The most Ben Garfinkel says about Yudkowsky’s track record is that it’s “at least pretty mixed”, which I think the content of the post supports, especially the clear-cut examples. He even emphasizes that he is deliberately cherry-picking bad examples from Eliezer’s track record in order to make a point, e.g. about Eliezer never having addressed his own bad predictions from the past.
It’s not enough to say “my world model was bad in such and such ways and I’ve changed it” to address your mistakes; you have to say “I made this specific prediction and it later turned out to be wrong”. Can you cite any instance of Eliezer ever doing that?
In the post, he says “his track record is at best fairly mixed” and “Yudkowsky may have a track record of overestimating or overstating the quality of his insights into AI”; and in the comments, he says “Yudkowsky’s track record suggests a substantial bias toward dramatic and overconfident predictions”.
What makes a track record “bad” is relative, but if Ben objects to my summarizing his view with the imprecise word “bad”, then I’ll avoid doing that. It doesn’t strike me as an important point for anything I said above.
As long as we agree that “track record” includes the kind of stuff Jotto was saying it doesn’t include, I’m happy to say that Eliezer’s track record includes failures as well as successes. Indeed, I think that would make way more sense.
Maybe worth mentioning in passing that this is of course false?
Sure! “I wouldn’t have predicted AlphaGo and lost money betting against the speed of its capability gains”.
Extremely important failures and extremely important successes, no less.
Yes, I think all of that checks out. It’s hard to say, of course, because Eliezer rarely makes explicit predictions, but insofar as he does make them I think he clearly puts a lot of weight on his inside view into things.
That doesn’t make his track record “bad” but it’s something to keep in mind when he makes predictions.
This counts as a mistake but I don’t think it’s important relative to the bad prediction about AI timelines Ben brings up in his post. If Eliezer explained why he had been wrong then it would make his position now more convincing, especially given his condescending attitude towards e.g. Metaculus forecasts.

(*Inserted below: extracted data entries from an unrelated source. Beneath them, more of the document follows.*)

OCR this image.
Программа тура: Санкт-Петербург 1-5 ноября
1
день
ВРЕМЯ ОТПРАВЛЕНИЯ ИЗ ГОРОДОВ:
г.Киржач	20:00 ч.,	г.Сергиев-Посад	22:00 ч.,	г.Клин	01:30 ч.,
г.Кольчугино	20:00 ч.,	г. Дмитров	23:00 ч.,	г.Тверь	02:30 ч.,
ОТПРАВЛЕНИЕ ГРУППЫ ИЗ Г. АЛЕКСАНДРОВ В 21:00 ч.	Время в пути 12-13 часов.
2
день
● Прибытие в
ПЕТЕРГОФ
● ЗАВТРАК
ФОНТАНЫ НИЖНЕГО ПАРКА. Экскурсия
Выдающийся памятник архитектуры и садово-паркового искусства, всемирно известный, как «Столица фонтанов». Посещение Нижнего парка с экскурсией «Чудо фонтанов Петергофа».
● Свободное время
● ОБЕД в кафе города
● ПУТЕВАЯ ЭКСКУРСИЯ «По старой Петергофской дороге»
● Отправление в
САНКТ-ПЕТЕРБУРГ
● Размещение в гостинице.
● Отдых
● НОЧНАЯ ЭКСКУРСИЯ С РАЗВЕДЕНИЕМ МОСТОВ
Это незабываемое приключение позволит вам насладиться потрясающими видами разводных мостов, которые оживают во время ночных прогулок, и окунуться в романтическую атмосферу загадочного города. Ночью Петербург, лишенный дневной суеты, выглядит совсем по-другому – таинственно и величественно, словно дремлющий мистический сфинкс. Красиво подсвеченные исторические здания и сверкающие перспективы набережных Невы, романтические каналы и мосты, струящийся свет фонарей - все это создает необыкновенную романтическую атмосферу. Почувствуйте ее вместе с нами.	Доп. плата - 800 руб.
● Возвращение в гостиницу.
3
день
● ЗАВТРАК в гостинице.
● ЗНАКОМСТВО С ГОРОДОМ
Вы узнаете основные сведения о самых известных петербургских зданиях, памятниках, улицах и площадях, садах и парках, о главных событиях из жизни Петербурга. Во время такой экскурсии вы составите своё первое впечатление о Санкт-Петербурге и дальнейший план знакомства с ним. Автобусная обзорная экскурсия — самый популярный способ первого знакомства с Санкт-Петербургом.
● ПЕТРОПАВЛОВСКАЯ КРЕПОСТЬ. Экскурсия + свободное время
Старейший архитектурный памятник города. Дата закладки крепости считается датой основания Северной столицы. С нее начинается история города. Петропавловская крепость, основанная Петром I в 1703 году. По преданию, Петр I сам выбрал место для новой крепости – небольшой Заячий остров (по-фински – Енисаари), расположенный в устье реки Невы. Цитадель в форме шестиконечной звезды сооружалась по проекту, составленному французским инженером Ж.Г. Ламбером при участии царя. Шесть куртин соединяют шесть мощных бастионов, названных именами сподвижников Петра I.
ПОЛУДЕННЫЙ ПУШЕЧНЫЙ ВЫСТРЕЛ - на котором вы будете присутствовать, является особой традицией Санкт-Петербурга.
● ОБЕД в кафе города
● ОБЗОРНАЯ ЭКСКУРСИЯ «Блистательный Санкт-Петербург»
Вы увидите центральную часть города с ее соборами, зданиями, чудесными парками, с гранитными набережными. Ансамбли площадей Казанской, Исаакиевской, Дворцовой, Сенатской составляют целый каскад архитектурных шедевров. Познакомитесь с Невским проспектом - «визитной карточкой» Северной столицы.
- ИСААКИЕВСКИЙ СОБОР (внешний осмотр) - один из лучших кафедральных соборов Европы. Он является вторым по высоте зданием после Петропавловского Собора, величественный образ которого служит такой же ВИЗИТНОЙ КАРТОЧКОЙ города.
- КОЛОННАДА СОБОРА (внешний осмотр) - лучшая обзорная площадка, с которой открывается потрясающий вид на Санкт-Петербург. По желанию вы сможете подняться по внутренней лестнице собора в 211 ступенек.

I still think there’s something about the way Eliezer admits he was wrong that rubs me the wrong way but it’s hard to explain what that is right now. It’s not correct to say he doesn’t admit his mistakes per se, but there’s some other problem with how much he seems to “internalize” the fact that he was wrong.
I’ve retracted my original comment because of your example as it was not correct (despite having the right “vibe”, whatever that means).